Even after 3 years of doing this professionally I still have a moment of panic each day I open up my sales reports. I wonder if today will be the day that my sales fall off a cliff and I have to find some other way to make my living. Gladly that day has never yet come.

The way you make your living in the App Store changes, constantly. It is the natural result of such a high volume marketplace that the various players are constantly pushing the limits and finding new avenues for revenue. Each update in the OS brings new app possibilities or allows new pricing models. Most recently this has brought on a wave of freemium games and apps which dominate the Top Grossing charts via consumable in-app purchases. I’m sure this summer will see the arrival of new APIs and features by Apple that turn this around and again move the store in another direction.

I’ve seen this in my own business. Transitioning from all paid apps to a mix of paid, advertising based, and in-app purchase apps. By adapting to the changing marketplace I have been blessed to keep my income pretty much constant (if not increasing) over the last couple of years. Being adaptive is probably the most important trait of an Indie.

This type of change neither frightens nor bothers me. Sure, when I see a scammy “Lock Screen” app ranking in the top 100 grossing apps it is frustrating. Given the number of finely crafted, awesome apps that never see that success. But if I’m honest with myself, I am mostly just jealous. I’d love to bang out an app in a few days and have it make me thousands of dollars a day, who wouldn’t? But I don’t see that as a failing of the Store, each of those sales was made by a customer who is entitled to buy what they like. If someone has found a way to capitalize on a hole in market — good for them, they won the lottery.

As the App Store changes it is up to individual developers to find their niche and adapt to the times. The single most important change in the marketplace happens every day when hundreds of thousands of new customers are added to the platform. To make a decent living in the App Store you need for just a few hundred users to buy your apps. Or just a few dozen if you have a higher priced app. That is as true today as it was when the app store launched.

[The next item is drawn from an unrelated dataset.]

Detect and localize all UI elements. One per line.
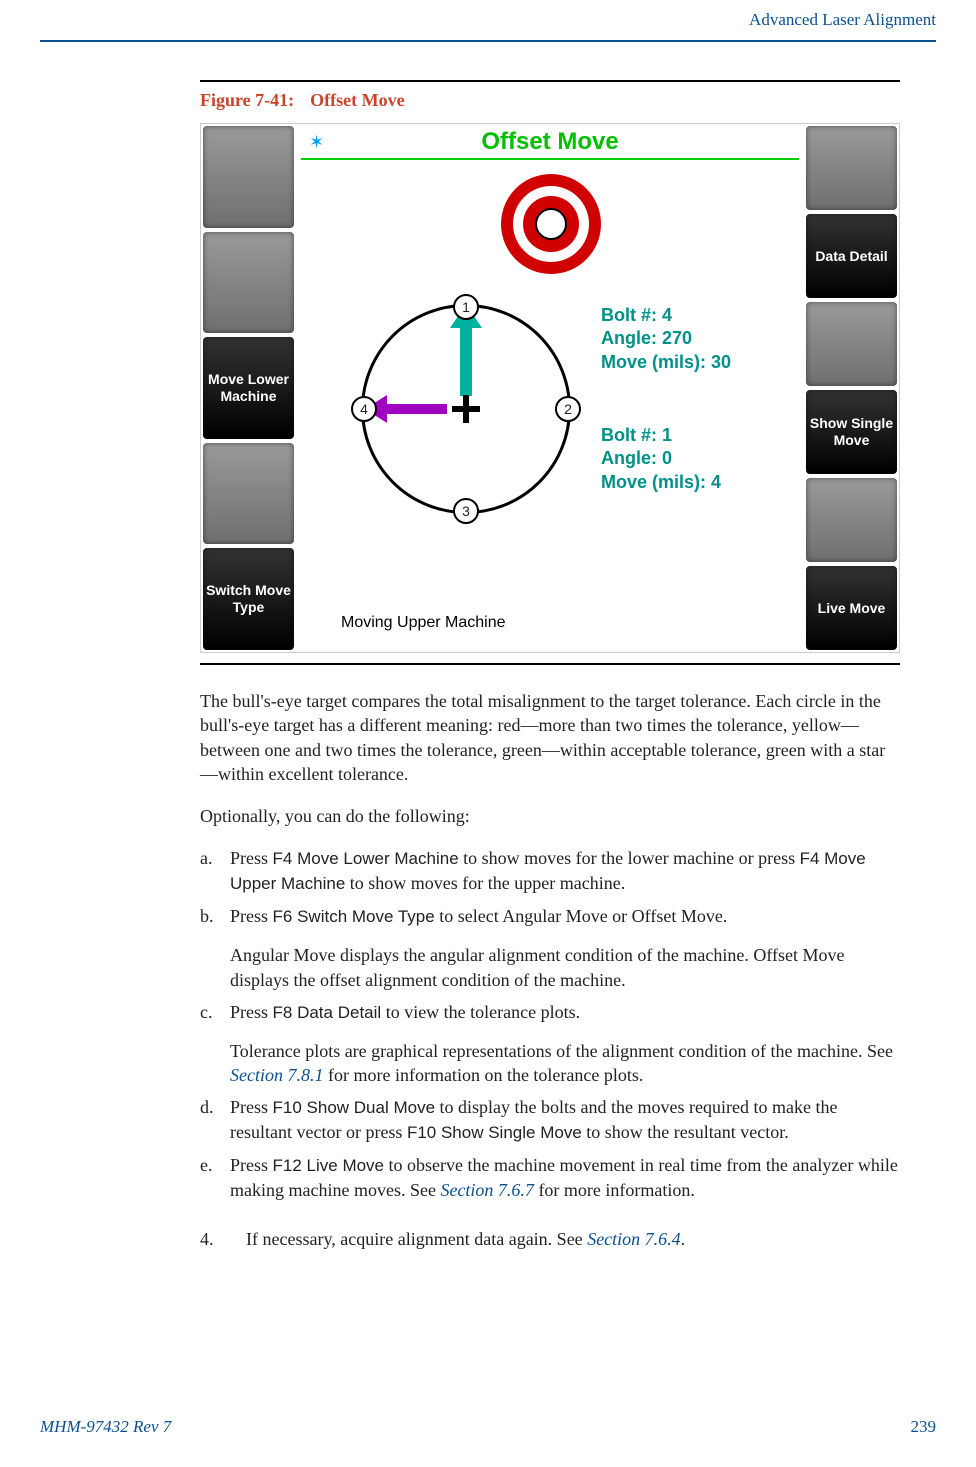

Neither Apple nor customers owe success to developers. Success isn’t now and never has been a given. Success has always been equal parts luck and skill. That is as true in the App Store as in any competitive market. Making a good living can’t always be easy.

I imagine that someday I will wake up to find the gravy train derailed, the job I love will no longer be sustainable. However, I suspect that day is very far off. So long as a developer keeps his eye on the market and adapts to the changing tides I’m confident there will be a good living to be made here.